This post is in response to the weekly journal prompts at Sometimes Sweet. The prompts are given on Sunday and then rounded up on Thursday. Hop over and check it out if you’re so inclined.
This week’s prompt:
Quite simply, what are you good at? All of us have particular strengths- what are yours? This week, talk about these talents, big or small. Ideas: discuss how you use these things in your daily life or job, how you discovered a knack for this or that, perhaps even touch on whether or not you are passionate about the things you're good at.
I’ve been following these Journal Days for a while now, meaning to jump in and start writing because I think it’s such a GREAT idea. I had already mentally committed myself to it before I saw the prompt. I almost decided to back out and start next week because this feels so challenging. Is it my social conditioning as a girl/woman that makes it so hard to feel like it’s ok to publically proclaim that there are aspects of myself that I am not actively seeking to improve? Or is it just my own head?
Deep breath. Here is goes.
I am an organized and inspired person. I am good at working under pressure.
In fact, I think I’m so good at working under pressure that I am constantly creating it for myself.
I like to keep lists, lists of everything. I even have lists and notes and thoughts for future projects scribbled down in various volumes.
I keep a multi-level to-do list board in my kitchen:
There is no lack of good ideas in my life, more so a lack of time to accomplish them in. Keeping so many lists and staying organized does help me to juggle my commitments and responsibilities. The sheer volume of organized little notes and ideas in my life suggests at least some kind of passion for these strengths, but it's more accurate to say that I organize my passions. My life would be much less complicated if I wasn't passionate about so many things (mothering, growing food, crafting, nutrition, writing, birth work, dorking out with good books...

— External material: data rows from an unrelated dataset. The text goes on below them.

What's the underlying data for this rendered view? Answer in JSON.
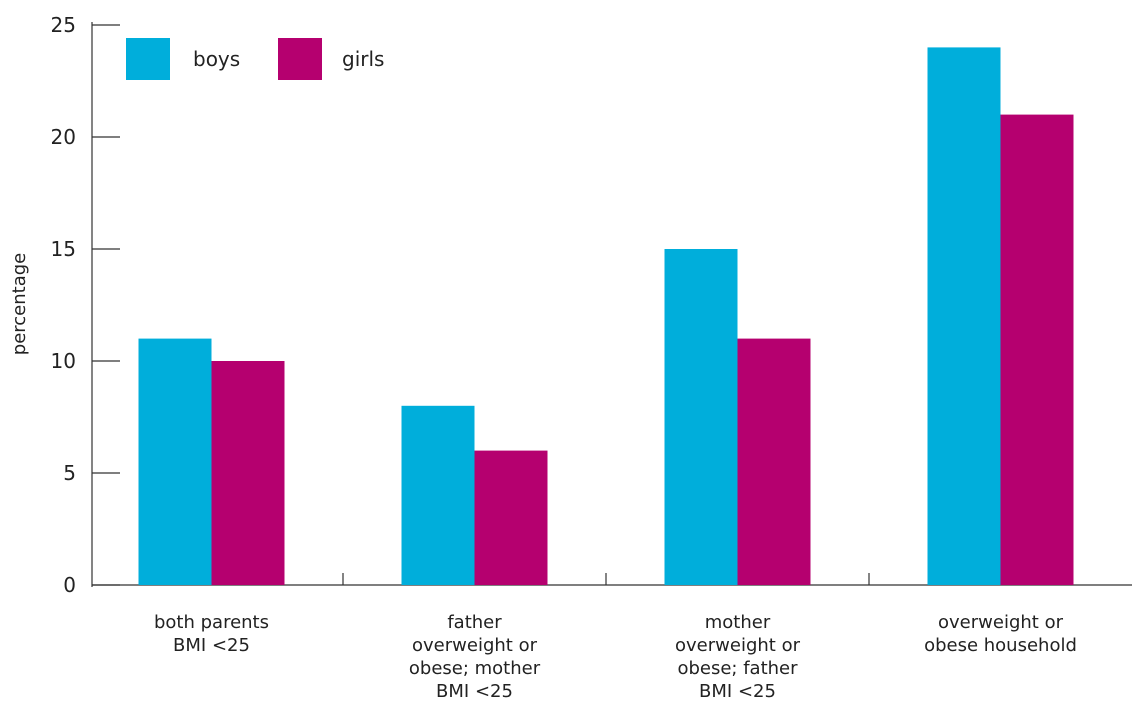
{
  "chart_data": {
    "type": "bar",
    "title": "",
    "xlabel": "",
    "ylabel": "percentage",
    "ylim": [
      0,
      25
    ],
    "yticks": [
      0,
      5,
      10,
      15,
      20,
      25
    ],
    "grid": false,
    "legend_position": "top-left",
    "categories": [
      [
        "both parents",
        "BMI <25"
      ],
      [
        "father",
        "overweight or",
        "obese; mother",
        "BMI <25"
      ],
      [
        "mother",
        "overweight or",
        "obese; father",
        "BMI <25"
      ],
      [
        "overweight or",
        "obese household"
      ]
    ],
    "series": [
      {
        "name": "boys",
        "color": "#00aedb",
        "values": [
          11,
          8,
          15,
          24
        ]
      },
      {
        "name": "girls",
        "color": "#b5006f",
        "values": [
          10,
          6,
          11,
          21
        ]
      }
    ]
  }
}
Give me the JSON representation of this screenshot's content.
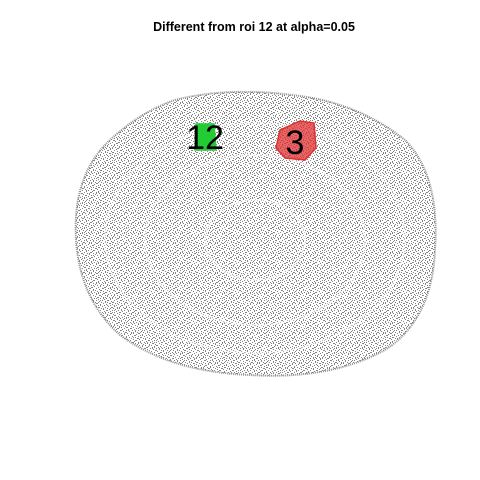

I’m a good listener, a skill I learned from my mom. Admittedly, when we are together I can still tell she’s a better listener than me because I usually can’t stop talking. In life this helps me to understand where people are coming from and find common ground. Admittedly, it can also be easy to get lost in it too. Am I passionate about it? I do agree with the saying that you have two ears and one mouth so you can listen twice as much as you talk.
I’m good at critical thinking and analysis. I think that doesn’t always show up on this blog since I try to keep it positive and avoid controversy. I’ll admit that I dread the (inevitable) day when someone disagrees with me and says so. Having been a weirdo (to varying degrees) my whole life, I tend to critically reason out (and feel out) my own decisions, but then keep them quiet assuming they will be unpopular sentiments.
(Is that my social conditioning poking in to say hello? I’m good at something, but I need to counterbalance it with a struggle?)
Okay, more good things about me: I’m physically strong, I’m creative, I’m a caring and sensitive mother, I’m intelligent (who isn’t? I honestly believe we all show intelligence in different ways…)
There it is again. It’s really challenging to say nice things about myself, at least coming right out and saying them is hard. Because honestly, it seems like what us blogging types are doing with our blogs. We’re editing our lives into neat little posts that give the highlights. It’s implied, anyway, which it turns out is a lot easier on my psyche than distilling it into statements, typing them out, then hitting “publish.”
How about you? What are you good at?
Even thought I complained a lot about how hard it is to write about it, in another way it feels really good to compliment yourself out loud, and as a commenter you don’t even have to write an entire post about it, that is unless you want to. So go ahead, just an adjective or two will do.